Randon tem melhor receita da história

A Randon obteve receita líquida de R$ 1,28 bilhão no quarto trimestre do ano passado, alta de 6% no comparativo com o mesmo período de 2018. Em 2019, o faturamento da companhia cresceu 19,5%, chegando a R$ 5,1 bilhões. Este, segundo o presidente da companhia, Daniel Randon, é o melhor resultado da história do grupo, que completou no ano passado, 70 anos.

“Apesar do PIB (Produto Interno Bruto) ter sido bem aquém do esperado, os setores em que atuamos apresentaram crescimento da atividade. Isso impulsionou os nossos ganhos”, disse o executivo, ao Valor.

O lucro antes juros, impostos, depreciação e amortização (Ebitda, na sigla em inglês) cresceu no quatro trimestre, passando de R$ 124,61 milhões para R$ 160,62 milhões, alta de 28,9%. Assim como na receita líquida anual, o ebitda também foi recorde, conforme Randon. No ano passado, o ebitda da companhia foi de R$ 690,17 milhões, elevação de 23,4%.

Pelos resultados financeiros, a empresa lucrou R$ 52,87 milhões no quarto trimestre de 2019, o que resultou em aumento de 49,2%. Já no ano o lucro líquido alcançou R$ 247,61 milhões, alta de 63,2% no comparativo com 2018.

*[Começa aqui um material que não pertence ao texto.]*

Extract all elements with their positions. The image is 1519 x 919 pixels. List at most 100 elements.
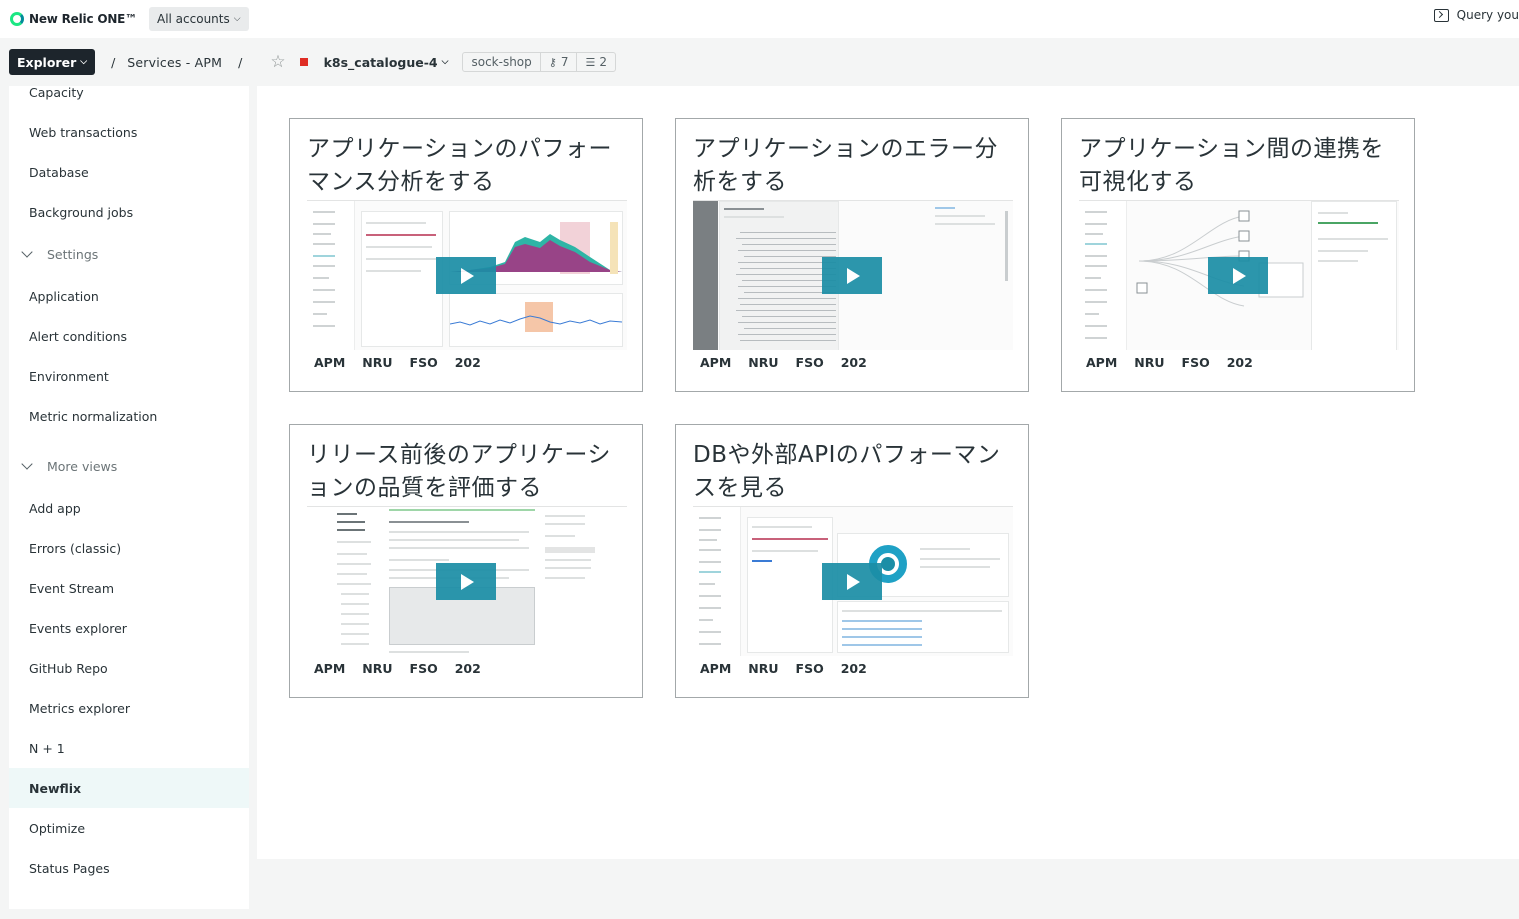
- breadcrumb-separator: /: [238, 54, 243, 70]
- video-card-tags: APM NRU FSO 202: [1086, 355, 1270, 370]
- explorer-button[interactable]: Explorer ⌵: [9, 49, 96, 75]
- video-card-tags: APM NRU FSO 202: [700, 355, 884, 370]
- video-card[interactable]: DBや外部APIのパフォーマンスを見る APM NRU FSO 202: [675, 424, 1029, 698]
- video-gallery: アプリケーションのパフォーマンス分析をする APM NRU FSO 202 アプ…: [257, 86, 1519, 859]
- query-button[interactable]: Query you: [1433, 8, 1519, 22]
- sidebar-item-status-pages[interactable]: Status Pages: [9, 848, 249, 888]
- top-bar: New Relic ONE™ All accounts ⌵ Query you: [0, 0, 1519, 38]
- sidebar-item-metrics-explorer[interactable]: Metrics explorer: [9, 688, 249, 728]
- account-selector[interactable]: All accounts ⌵: [148, 7, 249, 31]
- play-icon: [1233, 267, 1246, 284]
- tag-apm: APM: [314, 661, 346, 676]
- thumbnail-panel: [837, 601, 1009, 653]
- explorer-label: Explorer: [17, 54, 77, 70]
- thumbnail-panel: [541, 507, 627, 656]
- thumbnail-panel: [449, 293, 623, 347]
- play-icon: [461, 267, 474, 284]
- chevron-down-icon: ⌵: [441, 57, 449, 67]
- sidebar-section-label: Settings: [47, 246, 99, 262]
- thumbnail-sidebar: [1079, 201, 1127, 350]
- sidebar-item-database[interactable]: Database: [9, 152, 249, 192]
- related-count: ☰ 2: [576, 53, 615, 71]
- sidebar-section-settings[interactable]: Settings: [9, 234, 249, 274]
- breadcrumb-services[interactable]: Services - APM: [127, 55, 222, 70]
- thumbnail-sidebar: [307, 201, 355, 350]
- related-count-text: 2: [599, 55, 607, 69]
- tag-number: 202: [840, 661, 867, 676]
- tag-number: 202: [454, 355, 481, 370]
- thumbnail-panel: [307, 507, 385, 656]
- sidebar-item-errors-classic[interactable]: Errors (classic): [9, 528, 249, 568]
- video-card-title: アプリケーションのエラー分析をする: [693, 136, 999, 195]
- video-card[interactable]: アプリケーションのパフォーマンス分析をする APM NRU FSO 202: [289, 118, 643, 392]
- entity-name-dropdown[interactable]: k8s_catalogue-4 ⌵: [324, 55, 449, 70]
- tag-apm: APM: [700, 661, 732, 676]
- sidebar-item-event-stream[interactable]: Event Stream: [9, 568, 249, 608]
- sidebar-item-newflix[interactable]: Newflix: [9, 768, 249, 808]
- tag-number: 202: [454, 661, 481, 676]
- breadcrumb: Explorer ⌵ / Services - APM / ☆ k8s_cata…: [0, 38, 1519, 86]
- query-button-label: Query you: [1456, 8, 1519, 22]
- account-selector-label: All accounts: [156, 12, 230, 26]
- video-card-title: DBや外部APIのパフォーマンスを見る: [693, 442, 1001, 501]
- tag-fso: FSO: [409, 355, 438, 370]
- chevron-down-icon: [21, 246, 33, 258]
- tag-number: 202: [840, 355, 867, 370]
- sidebar-item-metric-normalization[interactable]: Metric normalization: [9, 396, 249, 436]
- new-relic-logo-icon: [10, 12, 24, 26]
- sidebar: Capacity Web transactions Database Backg…: [9, 86, 249, 909]
- video-card[interactable]: アプリケーションのエラー分析をする APM NRU FSO 202: [675, 118, 1029, 392]
- video-card[interactable]: アプリケーション間の連携を可視化する APM NRU FSO 202: [1061, 118, 1415, 392]
- sidebar-section-label: More views: [47, 458, 118, 474]
- play-button[interactable]: [822, 563, 882, 600]
- sidebar-item-n-plus-1[interactable]: N + 1: [9, 728, 249, 768]
- logo-text: New Relic ONE™: [29, 12, 137, 26]
- play-icon: [461, 573, 474, 590]
- breadcrumb-separator: /: [111, 54, 116, 70]
- sidebar-section-more-views[interactable]: More views: [9, 446, 249, 486]
- tag-nru: NRU: [362, 355, 393, 370]
- entity-status-icon: [299, 58, 308, 66]
- tag-icon: ⚷: [548, 55, 557, 69]
- tag-nru: NRU: [748, 661, 779, 676]
- thumbnail-panel: [1311, 201, 1397, 350]
- video-card-tags: APM NRU FSO 202: [314, 661, 498, 676]
- video-card-title: アプリケーション間の連携を可視化する: [1079, 136, 1385, 195]
- stack-icon: ☰: [585, 55, 596, 69]
- sidebar-item-background-jobs[interactable]: Background jobs: [9, 192, 249, 232]
- thumbnail-panel: [719, 201, 839, 350]
- play-button[interactable]: [436, 257, 496, 294]
- star-icon[interactable]: ☆: [270, 52, 285, 72]
- sidebar-item-add-app[interactable]: Add app: [9, 488, 249, 528]
- video-thumbnail: [693, 200, 1013, 350]
- sidebar-item-capacity[interactable]: Capacity: [9, 86, 249, 112]
- thumbnail-chart: [450, 302, 622, 332]
- video-card[interactable]: リリース前後のアプリケーションの品質を評価する APM NRU FSO 202: [289, 424, 643, 698]
- video-thumbnail: [1079, 200, 1399, 350]
- sidebar-item-environment[interactable]: Environment: [9, 356, 249, 396]
- video-card-title: リリース前後のアプリケーションの品質を評価する: [307, 442, 611, 501]
- sidebar-item-github-repo[interactable]: GitHub Repo: [9, 648, 249, 688]
- video-thumbnail: [307, 200, 627, 350]
- play-icon: [847, 267, 860, 284]
- play-button[interactable]: [436, 563, 496, 600]
- sidebar-item-web-transactions[interactable]: Web transactions: [9, 112, 249, 152]
- thumbnail-sidebar: [693, 507, 741, 656]
- video-thumbnail: [307, 506, 627, 656]
- tag-nru: NRU: [1134, 355, 1165, 370]
- tag-value: sock-shop: [463, 53, 539, 71]
- logo[interactable]: New Relic ONE™: [10, 12, 137, 26]
- video-card-tags: APM NRU FSO 202: [314, 355, 498, 370]
- entity-name: k8s_catalogue-4: [323, 54, 438, 70]
- entity-tags[interactable]: sock-shop ⚷ 7 ☰ 2: [462, 52, 616, 72]
- video-card-title: アプリケーションのパフォーマンス分析をする: [307, 136, 613, 195]
- play-button[interactable]: [1208, 257, 1268, 294]
- sidebar-item-events-explorer[interactable]: Events explorer: [9, 608, 249, 648]
- thumbnail-sidebar: [693, 201, 718, 350]
- chevron-down-icon: [21, 458, 33, 470]
- play-button[interactable]: [822, 257, 882, 294]
- sidebar-item-optimize[interactable]: Optimize: [9, 808, 249, 848]
- sidebar-item-application[interactable]: Application: [9, 276, 249, 316]
- sidebar-item-alert-conditions[interactable]: Alert conditions: [9, 316, 249, 356]
- tag-fso: FSO: [409, 661, 438, 676]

“Historicamente, os melhores trimestres para a nossa atividade são o segundo e o terceiro. Os três últimos meses do ano têm mais paradas de produção, com férias coletivas. Mas, mesmo assim, nossas operações apresentaram resultados importantes”, disse o diretor financeiro, Paulo Prignolato.

Prignolato disse que as exportações para a Argentina foram responsáveis pela queda nas vendas externas do grupo no ano passado e no último trimestre de 2019. A Randon, no quatro trimestre, exportou US$ 51,7 milhões, queda de 6,1% no comparativo com o mesmo período de 2018. Em 2019, o recuo foi menor, de 2%, passando de US$ 182,3 milhões para US$ 178,6 milhões.

“A Argentina é um mercado muito importante para as empresas do grupo e, por isso, tivemos uma gestão mais disciplinada na operação local e usamos a fábrica para abastecer o mercado brasileiro que, no ano passado, apresentou um crescimento importante, principalmente no segmento de semirreboques”, disse.

Para 2020, segundo Prignolato, a expectativa é que a receita da companhia cresça de 6% a 8%, puxada novamente pelos mercados de semirreboques. “O agronegócio continuará demandando equipamentos. Além disso, vemos uma recuperação no segmento de construção, principalmente, com as novas concessões de infraestrutura que devem iniciar as obras.”

Essa estimativa, no entanto, conforme o executivo, não inclui o faturamento que deverá vir com a conclusão da compra da fabricante de autopeças Nakata, que está sob avaliação do Conselho Administrativo de Defesa Econômica (Cade). A Randon anunciou a aquisição no fim do ano passado e, Prignolato afirma que irá adicionar na receita da Randon algo em torno de R$ 500 milhões anuais.

“O investimento foi de R$ 450 milhões e já temos contratada uma linha de financiamento com um sindicato de bancos para sustentar essa compra. É importante ressaltar que mesmo com a Nakata, a nossa alavancagem ficará abaixo de 2 vezes o ebitda. Em 2019, fechamos essa relação em 0,79 vez.” A dívida líquida ficou em R$867,85 milhões.